Suddenly, in the span of just a few days, three senators broke rank with the 54-member majority who has denied any action on judicial nominations. It is too early to tell if this shift is a sideshow producing headlines in the Salt Lake Tribune and Politico or the beginning of the end of gridlock in the post-election lame duck session of Congress.
Whatever the outcome in the coming weeks, #DoYourJob is not a strong enough hashtag to chronicle the constitutional crisis created by the senate blockade against President Obama’s 110 judicial nominations. More than 10 percent of the federal bench is vacant.

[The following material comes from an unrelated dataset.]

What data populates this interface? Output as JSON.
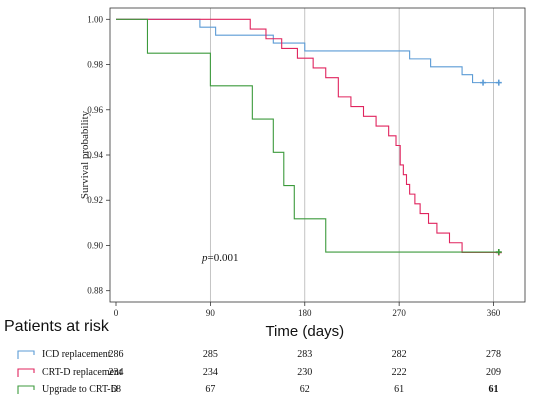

To put this number in perspective, compare Obama’s vacancy rate of 10.8 percent with President George W. Bush’s 3.7 percent at this same point in his eighth year. This is a virtual shutdown of the third branch of government as the second branch denies its constitutional duty to give “advice and consent” on nominees by the first branch.
Chatter about a constitutional crisis sounds overblown until you recall statements made by Senate Majority Leader Mitch McConnell (R-Ky.) and Sens. Orrin Hatch (R-Utah), Chuck Grassley (R-Iowa) and John McCain (R-Ariz.) regarding Obama’s nominee to the Supreme Court, Chief Judge Merrick Garland.
Remember in February, barely an hour after the death of Justice Antonin Scalia, Senate Majority Leader Mitch McConnell stunned many with an historic announcement that the next president should fill the vacancy on the Court. McConnell reasoned that with a possible shift in the ideological bent of the Supreme Court the people should have a voice in the selection of the ninth justice. This logic ignores the fact that voters do not elect Supreme Court justices.